The ADP on Wednesday reported an increase of 158,000 in private employment, much lower than the consensus forecast of 200,000. It did revise February's number to 237,000 from its initial reading of 198,000, but that did little to lift sentiment.
(Read More: Work Slowdown? ADP Says Job Creation Slowing)
"The disappointing headline did dent some of the recent optimism surrounding the U.S. recovery and the overall improvement in labor markets," said Omer Esiner, chief market analyst at Commonwealth Foreign Exchange in Washington. "While the ADP and broader non-farm payroll numbers have not had the closest correlation over recent months, investors are likely to go into Friday's jobs report a bit more cautious."
Analysts were forecasting U.S. payrolls to hit 200,000 in March, with the unemployment rate seen holding steady at 7.7 percent.
Europe's common currency, however, looked vulnerable given a recent run of weak euro zone data that, when added to political turmoil in Italy and concerns over Cyprus, could lead European Central Bank President Mario Draghi to strike a dovish tone hours in his post-meeting comments on Thursday.
Against the yen, the dollar fell 0.5 percent to 92.96. The U.S. currency remained well off a 3 1/2-year high of 96.71 yen set last month.
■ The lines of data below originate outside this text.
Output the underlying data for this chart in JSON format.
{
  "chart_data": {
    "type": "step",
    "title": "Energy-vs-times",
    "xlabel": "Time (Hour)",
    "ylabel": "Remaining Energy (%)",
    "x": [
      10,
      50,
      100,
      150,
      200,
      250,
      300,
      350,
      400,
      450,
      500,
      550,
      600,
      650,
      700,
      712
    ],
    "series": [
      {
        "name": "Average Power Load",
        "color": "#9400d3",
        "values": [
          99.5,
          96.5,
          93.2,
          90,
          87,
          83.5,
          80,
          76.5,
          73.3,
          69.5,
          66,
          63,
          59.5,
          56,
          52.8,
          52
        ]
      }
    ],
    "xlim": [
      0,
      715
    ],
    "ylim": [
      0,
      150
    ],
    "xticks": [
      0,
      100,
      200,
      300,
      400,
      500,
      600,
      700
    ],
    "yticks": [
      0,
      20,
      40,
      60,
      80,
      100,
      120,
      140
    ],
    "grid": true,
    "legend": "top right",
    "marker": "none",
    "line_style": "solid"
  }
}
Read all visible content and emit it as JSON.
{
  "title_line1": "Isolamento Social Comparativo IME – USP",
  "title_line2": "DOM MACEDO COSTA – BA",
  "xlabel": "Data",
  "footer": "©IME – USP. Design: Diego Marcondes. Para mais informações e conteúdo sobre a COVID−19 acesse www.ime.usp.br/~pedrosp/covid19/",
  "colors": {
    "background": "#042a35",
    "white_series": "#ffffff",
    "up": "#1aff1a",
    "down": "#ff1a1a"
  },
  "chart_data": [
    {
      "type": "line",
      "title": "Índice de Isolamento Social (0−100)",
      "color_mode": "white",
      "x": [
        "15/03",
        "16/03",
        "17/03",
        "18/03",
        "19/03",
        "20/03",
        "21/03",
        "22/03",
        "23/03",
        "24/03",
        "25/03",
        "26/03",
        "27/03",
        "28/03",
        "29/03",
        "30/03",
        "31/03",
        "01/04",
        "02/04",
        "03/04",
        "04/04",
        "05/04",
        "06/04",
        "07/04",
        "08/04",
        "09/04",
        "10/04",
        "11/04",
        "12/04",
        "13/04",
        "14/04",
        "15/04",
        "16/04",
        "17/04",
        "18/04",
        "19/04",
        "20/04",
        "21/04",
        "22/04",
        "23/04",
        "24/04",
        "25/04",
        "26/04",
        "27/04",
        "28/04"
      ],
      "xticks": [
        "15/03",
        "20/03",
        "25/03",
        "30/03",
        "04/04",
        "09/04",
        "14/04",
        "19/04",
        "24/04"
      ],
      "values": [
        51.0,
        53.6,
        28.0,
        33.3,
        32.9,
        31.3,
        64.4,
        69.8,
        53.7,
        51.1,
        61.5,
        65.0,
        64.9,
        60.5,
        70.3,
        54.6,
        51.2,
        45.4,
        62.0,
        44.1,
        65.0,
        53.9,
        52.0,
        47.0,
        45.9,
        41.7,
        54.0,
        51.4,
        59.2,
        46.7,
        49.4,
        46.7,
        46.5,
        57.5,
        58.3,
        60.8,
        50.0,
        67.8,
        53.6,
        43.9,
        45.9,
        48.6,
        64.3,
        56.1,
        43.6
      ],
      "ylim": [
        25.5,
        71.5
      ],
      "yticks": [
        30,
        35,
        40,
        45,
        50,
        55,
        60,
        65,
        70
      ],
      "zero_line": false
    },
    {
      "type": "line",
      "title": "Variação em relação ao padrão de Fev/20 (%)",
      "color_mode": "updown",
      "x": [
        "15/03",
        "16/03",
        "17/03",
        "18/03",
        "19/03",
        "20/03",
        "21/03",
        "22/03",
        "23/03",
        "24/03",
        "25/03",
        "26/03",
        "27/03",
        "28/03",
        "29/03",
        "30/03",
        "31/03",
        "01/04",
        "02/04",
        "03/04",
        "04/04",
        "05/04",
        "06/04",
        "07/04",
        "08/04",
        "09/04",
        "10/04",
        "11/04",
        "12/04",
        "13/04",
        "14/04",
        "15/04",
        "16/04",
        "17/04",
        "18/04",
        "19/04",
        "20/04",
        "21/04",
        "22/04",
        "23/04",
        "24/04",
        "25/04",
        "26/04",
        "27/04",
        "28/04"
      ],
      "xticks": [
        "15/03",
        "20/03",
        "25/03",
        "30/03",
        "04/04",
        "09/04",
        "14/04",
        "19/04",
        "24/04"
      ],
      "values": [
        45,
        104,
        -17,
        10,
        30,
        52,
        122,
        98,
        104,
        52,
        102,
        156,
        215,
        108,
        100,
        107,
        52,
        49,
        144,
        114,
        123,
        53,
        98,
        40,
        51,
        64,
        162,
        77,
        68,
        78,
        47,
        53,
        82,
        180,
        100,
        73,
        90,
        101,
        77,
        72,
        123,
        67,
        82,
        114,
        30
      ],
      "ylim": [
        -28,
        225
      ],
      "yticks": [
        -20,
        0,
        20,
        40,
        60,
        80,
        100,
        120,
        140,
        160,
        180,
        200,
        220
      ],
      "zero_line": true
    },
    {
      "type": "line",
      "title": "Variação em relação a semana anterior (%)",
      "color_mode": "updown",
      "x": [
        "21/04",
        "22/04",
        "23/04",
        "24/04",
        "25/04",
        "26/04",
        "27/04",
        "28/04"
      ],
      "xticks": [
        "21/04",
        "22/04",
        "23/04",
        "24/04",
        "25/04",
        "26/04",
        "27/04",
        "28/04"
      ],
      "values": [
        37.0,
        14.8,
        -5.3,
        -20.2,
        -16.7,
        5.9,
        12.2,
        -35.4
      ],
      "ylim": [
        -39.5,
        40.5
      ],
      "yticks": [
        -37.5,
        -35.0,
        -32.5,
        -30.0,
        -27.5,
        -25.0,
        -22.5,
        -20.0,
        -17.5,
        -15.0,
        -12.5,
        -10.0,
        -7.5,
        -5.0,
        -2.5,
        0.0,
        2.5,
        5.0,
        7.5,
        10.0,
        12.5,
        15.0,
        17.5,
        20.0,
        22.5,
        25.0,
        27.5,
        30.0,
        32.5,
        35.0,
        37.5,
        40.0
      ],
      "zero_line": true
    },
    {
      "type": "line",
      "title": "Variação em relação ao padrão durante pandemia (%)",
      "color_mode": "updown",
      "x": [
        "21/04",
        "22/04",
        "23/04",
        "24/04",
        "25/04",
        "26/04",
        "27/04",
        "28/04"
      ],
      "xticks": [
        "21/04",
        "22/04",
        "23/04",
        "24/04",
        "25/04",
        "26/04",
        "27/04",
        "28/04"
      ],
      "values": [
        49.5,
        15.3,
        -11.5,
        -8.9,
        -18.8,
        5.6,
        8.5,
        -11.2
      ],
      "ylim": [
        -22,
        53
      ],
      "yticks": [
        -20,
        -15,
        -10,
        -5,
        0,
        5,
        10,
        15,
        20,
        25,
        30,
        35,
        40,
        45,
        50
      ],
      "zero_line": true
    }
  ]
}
Analysts said choppy moves in currencies were unlikely before the end of the Bank of Japan's April 3-4 policy meeting, in which it is widely expected to ramp up its bond buying and extend the maturities of the bonds it purchases.
The dollar has climbed around 20 percent against the yen since November, when markets first started pricing in more aggressive monetary easing from the BOJ.
As a result of wariness ahead of the meeting long positions in the dollar versus the yen have likely been pared back over the past few weeks, traders said. That lighter positioning may limit the scope of any drop in the dollar after the BOJ's decision on Thursday.